En realidad, una leva recién reclutada de milicianos constituía una turba indisciplinada, no porque los oficiales llamaran «camaradas» a los reclutas, sino porque las tropas novatas siempre son una turba indisciplinada. En la práctica, el tipo «revolucionario» democrático de disciplina merece más confianza del que cabría esperar. En un ejército de trabajadores, la disciplina es teóricamente voluntaria, se basa en la lealtad de clase; mientras que la disciplina de un ejército burgués de reclutas se basa, en última instancia, en el miedo. (El Ejército Popular que reemplazó a las milicias ocupaba una posición intermedia entre ambos tipos.) En las milicias, el atropello y el abuso inherentes a un ejército corriente no se hubieran tolerado ni por un instante. Los castigos militares normales existían, pero sólo se aplicaban en los casos de delitos muy graves. Cuando un hombre se negaba a obedecer una orden, no se le castigaba de inmediato: primero se apelaba a su espíritu de camaradería. Una persona cínica, sin experiencia de mando, podrá afirmar sin demora que esto no puede «funcionar» jamás, pero lo cierto es que «funciona».

La disciplina de incluso las peores levas de la milicia mejoró notablemente a medida que transcurría el tiempo. En enero, la tarea de dirigir una docena de reclutas novatos casi me hizo encanecer. En mayo, actué durante un breve período como teniente, al mando de unos treinta hombres, ingleses y españoles. Todos habíamos estado en el frente durante meses, y nunca tuve la más mínima dificultad para conseguir que obedecieran una orden o se ofrecieran voluntariamente para una tarea peligrosa. La disciplina revolucionaria depende de la conciencia política, de la comprensión de por qué deben obedecerse las órdenes; necesita tiempo para formarse, pero también se necesita tiempo para convertir a un hombre en un autómata dentro del cuartel. Los periodistas que se burlaban del sistema de milicias pocas veces recordaban que éstas tuvieron que contener al enemigo mientras el Ejército Popular se adiestraba en la retaguardia. Y el mero hecho de que las milicias hayan permanecido en el frente constituye un tributo a la fuerza de la disciplina revolucionaria, pues hasta junio de 1937 lo único que las retuvo allí fue la lealtad de clase. Se podía fusilar a los desertores individuales, y eso es lo que se hacía ocasionalmente, pero si un millar de hombres decidiera abandonar el frente, ninguna fuerza podría detenerlos. Un ejército de reclutas en las mismas circunstancias y sin una policía militar para vigilarlos hubiera retrocedido. Las milicias en cambio defendieron sus posiciones. Dios sabe que obtuvieron muy pocas victorias, pero las deserciones individuales no fueron comunes. En cuatro o cinco meses en la milicia del POUM sólo supe de cuatro desertores, y dos de ellos eran casi seguro espías que se habían alistado para obtener información. Al comienzo, el aparente caos, la falta general de adiestramiento, el hecho de que a menudo uno debía discutir durante cinco minutos para conseguir que se obedeciera una orden me espantaban y me enfurecían. Tenía ideas típicas del ejército británico, y ciertamente las milicias españolas eran bastante diferentes del ejército británico. Pero, considerando las circunstancias, eran mejores tropas de lo que se tenía derecho a esperar.

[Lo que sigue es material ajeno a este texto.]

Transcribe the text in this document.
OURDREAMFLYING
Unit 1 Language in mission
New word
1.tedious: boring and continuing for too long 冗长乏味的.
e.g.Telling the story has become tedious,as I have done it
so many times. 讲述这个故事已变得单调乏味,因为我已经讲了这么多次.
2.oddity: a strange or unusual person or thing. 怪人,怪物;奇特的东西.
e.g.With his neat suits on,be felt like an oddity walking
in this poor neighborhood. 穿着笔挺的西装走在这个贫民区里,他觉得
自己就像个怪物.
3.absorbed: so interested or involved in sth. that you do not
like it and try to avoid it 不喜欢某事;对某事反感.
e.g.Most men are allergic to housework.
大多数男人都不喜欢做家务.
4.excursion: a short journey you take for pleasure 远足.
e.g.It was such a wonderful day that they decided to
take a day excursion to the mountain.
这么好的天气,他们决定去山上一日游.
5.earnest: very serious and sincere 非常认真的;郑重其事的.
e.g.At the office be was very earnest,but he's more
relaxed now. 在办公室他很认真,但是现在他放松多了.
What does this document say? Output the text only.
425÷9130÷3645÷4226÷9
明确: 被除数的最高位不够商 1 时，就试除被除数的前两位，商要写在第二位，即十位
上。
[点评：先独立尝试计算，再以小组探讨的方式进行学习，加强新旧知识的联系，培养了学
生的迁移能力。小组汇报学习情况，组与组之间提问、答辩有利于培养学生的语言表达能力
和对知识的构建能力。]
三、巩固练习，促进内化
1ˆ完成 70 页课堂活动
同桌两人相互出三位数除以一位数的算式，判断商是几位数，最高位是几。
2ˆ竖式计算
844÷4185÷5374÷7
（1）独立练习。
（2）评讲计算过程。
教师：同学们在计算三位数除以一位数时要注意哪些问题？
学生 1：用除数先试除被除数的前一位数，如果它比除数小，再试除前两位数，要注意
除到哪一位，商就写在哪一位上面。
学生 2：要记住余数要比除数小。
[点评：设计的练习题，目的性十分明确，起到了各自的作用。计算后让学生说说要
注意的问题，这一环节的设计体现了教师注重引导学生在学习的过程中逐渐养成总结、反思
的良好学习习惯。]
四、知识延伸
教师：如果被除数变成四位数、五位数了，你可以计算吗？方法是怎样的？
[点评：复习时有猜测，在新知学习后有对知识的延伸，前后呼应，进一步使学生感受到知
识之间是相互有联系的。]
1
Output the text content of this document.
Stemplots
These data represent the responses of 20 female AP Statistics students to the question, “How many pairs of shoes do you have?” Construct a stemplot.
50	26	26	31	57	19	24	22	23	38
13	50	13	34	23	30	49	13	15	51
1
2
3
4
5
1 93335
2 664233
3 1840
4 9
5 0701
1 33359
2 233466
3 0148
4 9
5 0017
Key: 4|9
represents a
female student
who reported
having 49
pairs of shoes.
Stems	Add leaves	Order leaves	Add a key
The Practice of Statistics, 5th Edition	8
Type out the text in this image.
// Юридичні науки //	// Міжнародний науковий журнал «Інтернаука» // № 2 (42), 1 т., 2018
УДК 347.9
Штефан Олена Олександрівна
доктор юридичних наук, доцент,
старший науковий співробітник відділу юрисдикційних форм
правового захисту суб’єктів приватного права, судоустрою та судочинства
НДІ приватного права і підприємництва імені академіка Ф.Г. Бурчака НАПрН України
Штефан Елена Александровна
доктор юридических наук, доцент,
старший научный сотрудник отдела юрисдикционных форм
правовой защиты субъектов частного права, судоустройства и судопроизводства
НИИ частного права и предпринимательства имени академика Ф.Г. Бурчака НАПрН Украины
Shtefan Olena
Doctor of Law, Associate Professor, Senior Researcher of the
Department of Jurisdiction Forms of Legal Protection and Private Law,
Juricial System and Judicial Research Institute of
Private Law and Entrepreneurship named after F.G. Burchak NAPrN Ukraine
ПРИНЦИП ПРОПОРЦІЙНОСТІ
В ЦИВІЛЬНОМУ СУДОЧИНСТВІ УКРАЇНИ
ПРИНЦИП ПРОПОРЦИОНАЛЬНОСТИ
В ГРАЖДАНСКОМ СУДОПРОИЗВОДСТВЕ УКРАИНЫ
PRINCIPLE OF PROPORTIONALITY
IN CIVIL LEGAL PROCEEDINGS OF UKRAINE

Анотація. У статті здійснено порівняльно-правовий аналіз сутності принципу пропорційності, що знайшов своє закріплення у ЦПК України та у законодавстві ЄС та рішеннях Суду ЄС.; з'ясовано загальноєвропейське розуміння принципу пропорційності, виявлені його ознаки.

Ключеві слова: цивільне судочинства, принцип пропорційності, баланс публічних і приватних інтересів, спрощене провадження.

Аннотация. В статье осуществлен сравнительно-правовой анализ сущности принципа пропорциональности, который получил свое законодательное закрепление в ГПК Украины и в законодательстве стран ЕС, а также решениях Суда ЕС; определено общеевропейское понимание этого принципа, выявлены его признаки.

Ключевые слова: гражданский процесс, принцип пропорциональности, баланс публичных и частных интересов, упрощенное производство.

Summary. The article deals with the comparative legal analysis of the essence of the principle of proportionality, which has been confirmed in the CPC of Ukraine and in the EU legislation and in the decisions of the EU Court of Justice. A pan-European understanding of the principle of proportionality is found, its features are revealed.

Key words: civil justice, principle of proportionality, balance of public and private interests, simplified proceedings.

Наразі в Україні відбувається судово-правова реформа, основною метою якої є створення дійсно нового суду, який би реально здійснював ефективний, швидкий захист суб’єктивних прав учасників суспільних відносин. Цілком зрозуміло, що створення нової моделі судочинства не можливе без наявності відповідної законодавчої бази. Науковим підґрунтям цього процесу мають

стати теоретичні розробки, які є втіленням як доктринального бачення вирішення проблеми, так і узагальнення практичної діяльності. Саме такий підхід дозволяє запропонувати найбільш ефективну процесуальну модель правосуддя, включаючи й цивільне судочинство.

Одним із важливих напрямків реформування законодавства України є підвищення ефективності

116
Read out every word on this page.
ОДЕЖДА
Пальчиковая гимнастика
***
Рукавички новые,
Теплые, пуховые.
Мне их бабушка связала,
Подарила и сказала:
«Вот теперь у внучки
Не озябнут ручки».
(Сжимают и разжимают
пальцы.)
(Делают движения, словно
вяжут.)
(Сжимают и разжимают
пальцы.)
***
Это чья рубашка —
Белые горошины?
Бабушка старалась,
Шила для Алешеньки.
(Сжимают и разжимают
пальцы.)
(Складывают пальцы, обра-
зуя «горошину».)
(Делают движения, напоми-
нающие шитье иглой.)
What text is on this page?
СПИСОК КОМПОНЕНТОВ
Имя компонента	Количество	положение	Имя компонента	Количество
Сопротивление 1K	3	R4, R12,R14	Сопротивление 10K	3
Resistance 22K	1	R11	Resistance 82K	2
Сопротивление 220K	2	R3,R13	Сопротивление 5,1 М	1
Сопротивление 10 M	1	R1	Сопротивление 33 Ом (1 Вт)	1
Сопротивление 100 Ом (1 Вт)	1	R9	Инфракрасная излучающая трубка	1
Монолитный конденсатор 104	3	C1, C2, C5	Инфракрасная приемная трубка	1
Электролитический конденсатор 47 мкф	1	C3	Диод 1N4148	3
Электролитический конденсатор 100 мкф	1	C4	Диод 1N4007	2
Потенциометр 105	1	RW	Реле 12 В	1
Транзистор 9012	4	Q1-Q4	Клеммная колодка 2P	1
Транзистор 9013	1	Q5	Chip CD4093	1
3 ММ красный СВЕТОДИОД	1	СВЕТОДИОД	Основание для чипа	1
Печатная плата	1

Y mientras tanto, la leña, siempre la leña. Durante todo ese período, probablemente no haya ninguna anotación en mi diario donde no se mencione la leña o, mejor dicho, la falta de ella. Nos encontrábamos entre unos seiscientos y novecientos metros por encima del nivel del mar, estábamos en pleno invierno y el frío era inenarrable. La temperatura no era excepcionalmente baja, muchas noches ni siquiera helaba, y el sol invernal brillaba a menudo durante una hora al mediodía, pero se pasaba mucho frío. A veces soplaban vientos ululantes que nos arrancaban la gorra y nos hacían volar el cabello en todas direcciones, nieblas que se introducían en la trinchera como un líquido y parecían penetrar hasta los huesos; llovía con frecuencia, y un cuarto de hora de lluvia bastaba para que las condiciones se tornaran insoportables. La delgada capa de tierra por encima de la piedra no tardaba en convertirse en una pasta resbaladiza y, como siempre se caminaba sobre pendiente, resultaba imposible conservar el equilibrio. En las noches oscuras a menudo me caía media docena de veces en menos de veinte metros; esto era peligroso, pues el seguro del fusil podía atascarse con el barro. Durante varios días seguidos la ropa, las botas, las mantas y las armas se quedaban embarradas. Yo había llevado tanta ropa de abrigo como pude, pero muchos carecían de lo esencial. Para toda la guarnición, unos cien hombres, sólo había doce capotes, que los centinelas se pasaban unos a otros, y la mayoría contaba únicamente con una manta.